While the fate of Region 5's office remains unknown, President Donald Trump's budget released in March does call for a 31 percent spending reduction to the EPA, slashing its budget by $2.6 billion. 

Among other cuts, the budget would eliminate funding for the $300 million Great Lakes Restoration Initiative and cut funding for hazardous waste cleanup at Superfund sites by 30 percent. 

Troy Hernandez, a member of the Pilsen Environmental Rights and Reform Organization, said the group has worked closely with Region 5's environmental justice program to ensure vital clean ups. The agency has been investigating lead contamination in Pilsen since 2011, when the EPA became involved with a cleanup at the former Loewenthal lead factory.

The EPA is already working with limited resources, and significant cuts in Chicago would likely prevent the agency from new testing in Pilsen, an industrious neighborhood that has been home to lead paint factories, brass smelters, coal plants and today, a metal shredder, Hernandez said. 

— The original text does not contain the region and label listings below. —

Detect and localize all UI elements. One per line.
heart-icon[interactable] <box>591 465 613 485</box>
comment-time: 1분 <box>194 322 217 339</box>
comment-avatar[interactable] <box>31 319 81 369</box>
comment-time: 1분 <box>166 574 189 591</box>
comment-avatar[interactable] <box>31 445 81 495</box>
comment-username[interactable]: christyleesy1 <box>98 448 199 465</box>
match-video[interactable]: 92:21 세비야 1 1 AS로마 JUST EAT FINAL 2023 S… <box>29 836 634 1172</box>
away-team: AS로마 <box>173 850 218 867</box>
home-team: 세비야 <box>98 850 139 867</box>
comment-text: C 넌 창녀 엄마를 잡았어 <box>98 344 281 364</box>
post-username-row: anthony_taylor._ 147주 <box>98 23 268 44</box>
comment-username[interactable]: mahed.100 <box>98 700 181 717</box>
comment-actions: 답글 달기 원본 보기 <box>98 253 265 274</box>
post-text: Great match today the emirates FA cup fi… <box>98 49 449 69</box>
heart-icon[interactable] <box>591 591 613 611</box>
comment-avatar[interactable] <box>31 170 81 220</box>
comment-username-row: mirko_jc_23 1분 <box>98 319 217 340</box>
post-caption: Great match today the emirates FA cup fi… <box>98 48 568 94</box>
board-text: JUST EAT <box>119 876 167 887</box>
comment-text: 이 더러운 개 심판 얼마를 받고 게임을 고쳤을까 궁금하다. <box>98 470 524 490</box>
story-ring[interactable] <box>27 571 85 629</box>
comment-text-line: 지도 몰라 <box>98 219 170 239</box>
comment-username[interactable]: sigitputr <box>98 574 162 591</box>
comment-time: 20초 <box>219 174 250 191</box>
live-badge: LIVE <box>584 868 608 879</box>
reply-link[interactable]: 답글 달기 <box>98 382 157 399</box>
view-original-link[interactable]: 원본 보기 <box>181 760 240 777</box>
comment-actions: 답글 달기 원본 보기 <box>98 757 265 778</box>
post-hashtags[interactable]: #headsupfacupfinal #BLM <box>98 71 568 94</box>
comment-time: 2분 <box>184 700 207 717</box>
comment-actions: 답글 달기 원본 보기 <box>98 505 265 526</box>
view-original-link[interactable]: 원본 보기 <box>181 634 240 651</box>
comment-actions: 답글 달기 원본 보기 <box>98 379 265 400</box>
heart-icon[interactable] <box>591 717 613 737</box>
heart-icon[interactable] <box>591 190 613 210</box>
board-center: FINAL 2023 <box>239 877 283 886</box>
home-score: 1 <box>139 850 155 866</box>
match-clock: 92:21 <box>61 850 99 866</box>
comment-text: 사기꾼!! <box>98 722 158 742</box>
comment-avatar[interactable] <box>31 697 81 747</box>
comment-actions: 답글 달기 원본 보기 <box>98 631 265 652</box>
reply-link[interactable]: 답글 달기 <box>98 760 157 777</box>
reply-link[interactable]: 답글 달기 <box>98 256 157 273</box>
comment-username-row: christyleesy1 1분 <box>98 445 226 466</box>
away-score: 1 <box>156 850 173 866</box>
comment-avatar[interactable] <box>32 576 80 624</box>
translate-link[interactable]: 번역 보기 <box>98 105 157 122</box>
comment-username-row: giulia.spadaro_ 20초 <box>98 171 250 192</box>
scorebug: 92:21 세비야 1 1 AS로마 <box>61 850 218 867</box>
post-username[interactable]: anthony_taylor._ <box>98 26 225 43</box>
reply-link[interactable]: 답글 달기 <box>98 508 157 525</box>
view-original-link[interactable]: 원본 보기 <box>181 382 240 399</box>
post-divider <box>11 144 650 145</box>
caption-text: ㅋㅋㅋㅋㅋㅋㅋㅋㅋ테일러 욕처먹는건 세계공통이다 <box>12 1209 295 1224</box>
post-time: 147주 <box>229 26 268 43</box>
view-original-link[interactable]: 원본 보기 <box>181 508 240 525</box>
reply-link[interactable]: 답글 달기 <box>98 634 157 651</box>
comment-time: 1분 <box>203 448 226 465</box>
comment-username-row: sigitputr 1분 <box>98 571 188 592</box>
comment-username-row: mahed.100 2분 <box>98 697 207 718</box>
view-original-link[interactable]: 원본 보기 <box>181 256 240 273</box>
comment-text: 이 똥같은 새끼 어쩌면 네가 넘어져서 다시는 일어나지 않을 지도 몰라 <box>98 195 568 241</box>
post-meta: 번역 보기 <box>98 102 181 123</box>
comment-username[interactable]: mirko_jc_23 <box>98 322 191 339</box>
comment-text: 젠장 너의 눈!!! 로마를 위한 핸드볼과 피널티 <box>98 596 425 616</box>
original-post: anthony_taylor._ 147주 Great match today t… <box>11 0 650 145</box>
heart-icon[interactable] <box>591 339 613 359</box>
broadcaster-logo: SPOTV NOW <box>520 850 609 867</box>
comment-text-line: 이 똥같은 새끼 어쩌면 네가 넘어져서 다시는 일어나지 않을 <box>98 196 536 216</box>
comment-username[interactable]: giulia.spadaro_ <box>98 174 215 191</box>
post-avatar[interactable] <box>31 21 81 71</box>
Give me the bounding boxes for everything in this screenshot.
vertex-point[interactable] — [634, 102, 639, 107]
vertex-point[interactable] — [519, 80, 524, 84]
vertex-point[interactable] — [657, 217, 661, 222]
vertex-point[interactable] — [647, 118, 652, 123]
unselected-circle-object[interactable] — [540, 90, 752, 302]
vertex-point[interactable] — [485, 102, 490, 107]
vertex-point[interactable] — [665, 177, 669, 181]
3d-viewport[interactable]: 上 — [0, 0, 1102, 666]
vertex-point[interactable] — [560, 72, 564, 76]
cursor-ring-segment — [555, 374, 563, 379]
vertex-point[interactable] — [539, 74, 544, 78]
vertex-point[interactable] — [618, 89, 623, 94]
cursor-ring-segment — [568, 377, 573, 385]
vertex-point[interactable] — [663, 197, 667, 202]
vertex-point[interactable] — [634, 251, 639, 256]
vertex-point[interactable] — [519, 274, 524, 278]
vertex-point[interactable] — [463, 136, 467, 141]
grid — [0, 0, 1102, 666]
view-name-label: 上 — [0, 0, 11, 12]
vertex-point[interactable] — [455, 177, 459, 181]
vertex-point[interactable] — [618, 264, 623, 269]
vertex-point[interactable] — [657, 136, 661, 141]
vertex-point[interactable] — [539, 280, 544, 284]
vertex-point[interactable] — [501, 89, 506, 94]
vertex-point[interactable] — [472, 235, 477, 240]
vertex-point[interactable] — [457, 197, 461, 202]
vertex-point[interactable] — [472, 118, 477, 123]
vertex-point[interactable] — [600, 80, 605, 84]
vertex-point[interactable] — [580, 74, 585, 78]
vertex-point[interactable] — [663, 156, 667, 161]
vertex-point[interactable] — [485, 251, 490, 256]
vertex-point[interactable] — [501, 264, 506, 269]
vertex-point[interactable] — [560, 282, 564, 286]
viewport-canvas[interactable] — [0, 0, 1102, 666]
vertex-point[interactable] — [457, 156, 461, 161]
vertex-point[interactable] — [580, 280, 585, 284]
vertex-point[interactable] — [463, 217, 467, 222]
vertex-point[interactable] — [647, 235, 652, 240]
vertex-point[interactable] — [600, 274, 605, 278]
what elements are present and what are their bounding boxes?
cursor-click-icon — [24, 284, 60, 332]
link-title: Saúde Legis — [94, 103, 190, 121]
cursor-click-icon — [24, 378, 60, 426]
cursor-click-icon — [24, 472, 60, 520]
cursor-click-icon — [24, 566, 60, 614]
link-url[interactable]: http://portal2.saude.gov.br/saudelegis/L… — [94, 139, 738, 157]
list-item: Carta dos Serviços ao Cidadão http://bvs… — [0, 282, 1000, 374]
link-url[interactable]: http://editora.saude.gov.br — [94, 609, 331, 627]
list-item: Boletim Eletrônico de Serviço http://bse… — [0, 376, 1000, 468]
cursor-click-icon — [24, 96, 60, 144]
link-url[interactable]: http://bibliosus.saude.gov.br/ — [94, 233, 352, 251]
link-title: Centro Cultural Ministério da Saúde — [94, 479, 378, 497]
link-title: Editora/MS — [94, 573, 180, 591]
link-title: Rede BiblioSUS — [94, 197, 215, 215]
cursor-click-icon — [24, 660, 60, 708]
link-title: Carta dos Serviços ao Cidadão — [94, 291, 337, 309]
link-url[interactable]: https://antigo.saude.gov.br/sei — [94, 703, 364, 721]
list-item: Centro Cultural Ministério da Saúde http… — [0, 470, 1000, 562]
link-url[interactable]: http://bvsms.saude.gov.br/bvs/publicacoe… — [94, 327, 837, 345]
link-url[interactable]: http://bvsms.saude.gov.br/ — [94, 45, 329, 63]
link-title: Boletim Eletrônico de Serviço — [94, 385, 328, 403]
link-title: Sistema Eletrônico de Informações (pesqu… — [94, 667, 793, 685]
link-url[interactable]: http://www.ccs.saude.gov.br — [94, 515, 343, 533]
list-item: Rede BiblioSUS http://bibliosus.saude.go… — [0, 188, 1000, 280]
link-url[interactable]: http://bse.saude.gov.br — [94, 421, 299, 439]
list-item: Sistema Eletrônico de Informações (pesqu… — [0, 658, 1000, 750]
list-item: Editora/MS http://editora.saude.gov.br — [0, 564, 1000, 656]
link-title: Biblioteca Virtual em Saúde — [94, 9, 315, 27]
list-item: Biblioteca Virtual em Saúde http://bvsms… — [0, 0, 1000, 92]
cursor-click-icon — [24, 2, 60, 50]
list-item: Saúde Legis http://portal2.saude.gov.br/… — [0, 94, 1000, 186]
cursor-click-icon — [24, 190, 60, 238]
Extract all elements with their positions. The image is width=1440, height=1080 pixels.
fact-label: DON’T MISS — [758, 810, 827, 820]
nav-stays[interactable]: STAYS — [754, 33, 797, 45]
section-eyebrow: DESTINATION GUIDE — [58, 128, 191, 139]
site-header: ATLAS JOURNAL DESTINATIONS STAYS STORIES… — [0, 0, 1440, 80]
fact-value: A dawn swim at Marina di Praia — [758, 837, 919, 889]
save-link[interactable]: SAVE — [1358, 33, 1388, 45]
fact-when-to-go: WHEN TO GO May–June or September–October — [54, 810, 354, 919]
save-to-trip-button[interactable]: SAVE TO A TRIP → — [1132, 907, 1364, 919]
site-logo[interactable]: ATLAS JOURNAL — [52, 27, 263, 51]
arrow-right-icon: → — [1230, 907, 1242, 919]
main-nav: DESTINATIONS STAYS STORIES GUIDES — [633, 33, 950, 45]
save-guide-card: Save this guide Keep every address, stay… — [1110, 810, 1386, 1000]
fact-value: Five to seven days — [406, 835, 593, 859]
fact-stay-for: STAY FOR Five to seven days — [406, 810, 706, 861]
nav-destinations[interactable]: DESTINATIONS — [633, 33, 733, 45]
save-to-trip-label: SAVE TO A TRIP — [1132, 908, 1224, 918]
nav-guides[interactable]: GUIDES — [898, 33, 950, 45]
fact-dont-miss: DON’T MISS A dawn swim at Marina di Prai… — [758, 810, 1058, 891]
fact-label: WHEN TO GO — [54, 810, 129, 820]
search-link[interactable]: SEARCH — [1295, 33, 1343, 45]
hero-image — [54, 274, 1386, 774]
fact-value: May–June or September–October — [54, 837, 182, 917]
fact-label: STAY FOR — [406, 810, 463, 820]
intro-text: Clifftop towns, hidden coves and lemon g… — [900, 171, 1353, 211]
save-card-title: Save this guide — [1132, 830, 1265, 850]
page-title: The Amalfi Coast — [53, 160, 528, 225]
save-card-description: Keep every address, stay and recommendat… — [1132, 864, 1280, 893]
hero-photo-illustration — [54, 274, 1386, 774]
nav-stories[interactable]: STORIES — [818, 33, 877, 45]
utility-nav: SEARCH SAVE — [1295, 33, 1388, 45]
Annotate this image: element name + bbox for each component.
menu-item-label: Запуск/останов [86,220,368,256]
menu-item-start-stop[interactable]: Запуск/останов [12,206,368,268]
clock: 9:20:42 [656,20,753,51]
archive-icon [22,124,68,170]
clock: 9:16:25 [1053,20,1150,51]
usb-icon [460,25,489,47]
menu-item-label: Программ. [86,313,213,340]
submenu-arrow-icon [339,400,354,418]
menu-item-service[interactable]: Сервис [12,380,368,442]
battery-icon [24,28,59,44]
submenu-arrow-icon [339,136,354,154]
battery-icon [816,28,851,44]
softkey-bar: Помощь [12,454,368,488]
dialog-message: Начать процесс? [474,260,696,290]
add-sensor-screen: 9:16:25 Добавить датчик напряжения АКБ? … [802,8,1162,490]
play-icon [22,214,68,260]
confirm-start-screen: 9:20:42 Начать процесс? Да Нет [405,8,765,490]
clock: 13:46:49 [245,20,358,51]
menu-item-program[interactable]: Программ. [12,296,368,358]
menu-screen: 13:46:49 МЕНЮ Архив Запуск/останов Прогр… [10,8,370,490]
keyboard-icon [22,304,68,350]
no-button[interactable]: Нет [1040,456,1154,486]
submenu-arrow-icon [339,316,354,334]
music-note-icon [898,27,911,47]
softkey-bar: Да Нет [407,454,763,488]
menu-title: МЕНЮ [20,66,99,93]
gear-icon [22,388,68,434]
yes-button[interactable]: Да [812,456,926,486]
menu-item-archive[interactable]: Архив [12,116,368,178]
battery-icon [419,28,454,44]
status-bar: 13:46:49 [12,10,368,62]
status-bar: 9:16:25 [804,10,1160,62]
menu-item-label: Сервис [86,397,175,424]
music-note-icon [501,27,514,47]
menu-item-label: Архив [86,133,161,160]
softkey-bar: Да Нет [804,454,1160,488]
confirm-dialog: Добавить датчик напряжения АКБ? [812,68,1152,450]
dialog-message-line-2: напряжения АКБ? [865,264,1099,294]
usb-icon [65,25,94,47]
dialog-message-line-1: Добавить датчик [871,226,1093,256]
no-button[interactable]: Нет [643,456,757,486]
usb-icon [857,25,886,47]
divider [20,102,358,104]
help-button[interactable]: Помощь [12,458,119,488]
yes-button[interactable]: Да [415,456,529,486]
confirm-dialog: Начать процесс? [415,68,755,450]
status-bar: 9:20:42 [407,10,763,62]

"It is not an overstatement to say this neighborhood is very, very polluted. Without the EPA pushing for it, I don't know that we would get anything done," he said of the cleanups. 

In 2013, the EPA found dangerously high levels of lead in an alley behind the H. Kramer smelting factory. The site was later cleaned up.

In November 2015, under an agreement with the EPA, BNSF Railway and H. Kramer began removing lead-contaminated soil from two areas in the Pilsen neighborhood — a railway spur and alley behind the H. Kramer foundry and an area near Benito Juarez Community Academy.

Frank Lagunas is an EPA chemist that works out Region 5's Chicago office. For the last five years, Lagunas has worked to ensure the water served on airplanes — airplanes across Region 5's six states — is safe for consumption. The EPA works to not only safeguard the environment, but also protect the public's health, he said. 

Lagunas said a 31 percent cut to the EPA's budget — which reportedly means 1 of 5 EPA employees would be laid off — would devastate the already cash-strapped agency. 

"There's the old saying, 'do more with less,' but that's not a real physical possibility," said Lagunas, a veteran and University Village resident. "You need technically experienced people to respond, and if those don't exist, you are waiting for it to get so bad that people start advocating for themselves that there's an issue here. And a lot of times, it's too late [at that point]." 

With fewer employees and resources, the EPA won't be ready to respond to an environmental emergency like the Flint, Mich. water crisis, he said, where lives could be at stake. 

"Making a little tiny change in the way you treat your water or address a remediation could have devastating consequences," Lagunas said.